Springfield, MO—Thousands of Ozarkers will celebrate Groundhog Day by feasting upon the weather-predicting varmint. Chewy yet nutritious, the humble groundhog has been feeding families in the area for decades.
“Used to be we have to go out hunting for the animal, now-a-days we can find them along a side of the road or hiding under the mobile home,” said Erv Livingston. Notable among sociologists, the groundhog has long been associated with the ability to understand Earthly wind patterns to determine the length of winter while still remaining a sustaining appetizer.
“If I had a nickel for every time one of these G-hogs hit my pit I’d be a richer man than I am now…I’d be more nickelful,” quipped Rodney Trimble a local BBQ groundhog connoisseur.
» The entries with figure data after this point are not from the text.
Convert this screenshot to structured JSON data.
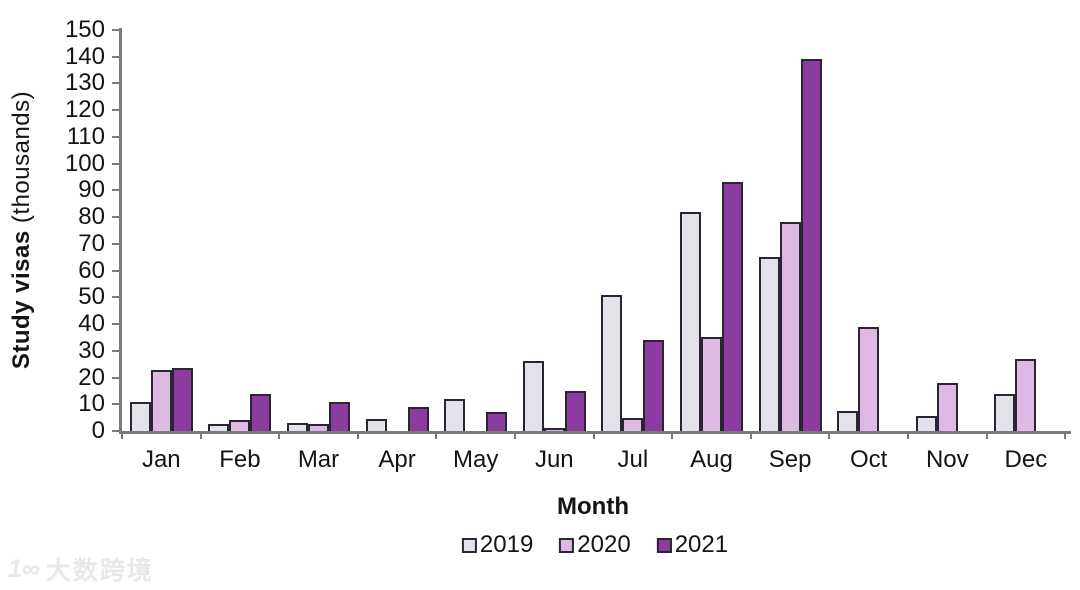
{
  "watermark": {
    "logo": "1∞",
    "text": "大数跨境"
  },
  "chart_data": {
    "type": "bar",
    "title": "",
    "xlabel": "Month",
    "ylabel": "Study visas (thousands)",
    "ylabel_main": "Study visas",
    "ylabel_sub": "(thousands)",
    "categories": [
      "Jan",
      "Feb",
      "Mar",
      "Apr",
      "May",
      "Jun",
      "Jul",
      "Aug",
      "Sep",
      "Oct",
      "Nov",
      "Dec"
    ],
    "series": [
      {
        "name": "2019",
        "color": "#e3e1e9",
        "values": [
          11,
          2.5,
          3,
          4.5,
          12,
          26,
          51,
          82,
          65,
          7.5,
          5.5,
          14
        ]
      },
      {
        "name": "2020",
        "color": "#ddb9e4",
        "values": [
          23,
          4,
          2.5,
          0,
          0,
          1,
          5,
          35,
          78,
          39,
          18,
          27
        ]
      },
      {
        "name": "2021",
        "color": "#8c3c9e",
        "values": [
          23.5,
          14,
          11,
          9,
          7,
          15,
          34,
          93,
          139,
          0,
          0,
          0
        ]
      }
    ],
    "ylim": [
      0,
      150
    ],
    "ytick_step": 10,
    "yticks": [
      0,
      10,
      20,
      30,
      40,
      50,
      60,
      70,
      80,
      90,
      100,
      110,
      120,
      130,
      140,
      150
    ],
    "grid": false,
    "legend_position": "bottom",
    "axis_color": "#7a7a7a",
    "bar_border_color": "#2a2532"
  }
}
Trimble said, “all you gots to do is take a gun, .22 preferred, and aim it at the head, squeeze off a round, then skin and gut. The carcass can then be cleaned with a water hose. After quartering the critter, toss it into a trash bag of your favorite seasonings and marinade in the icebox for 3-4 days. When ready remove and grill to medium well and serve paired with Olympia canned beer.”
Livingston said the taste of G-hog depends upon the actions taken immediately before the animal is harvested. “If the groundhog sees his shadow before I hit ‘em in the head with a slingshot it tastes like dark meat, if he don’t see it then he tastes like white meat. Y’know chicken. The bacon on the G-hog tastes like bacon. It is just in smaller strips.”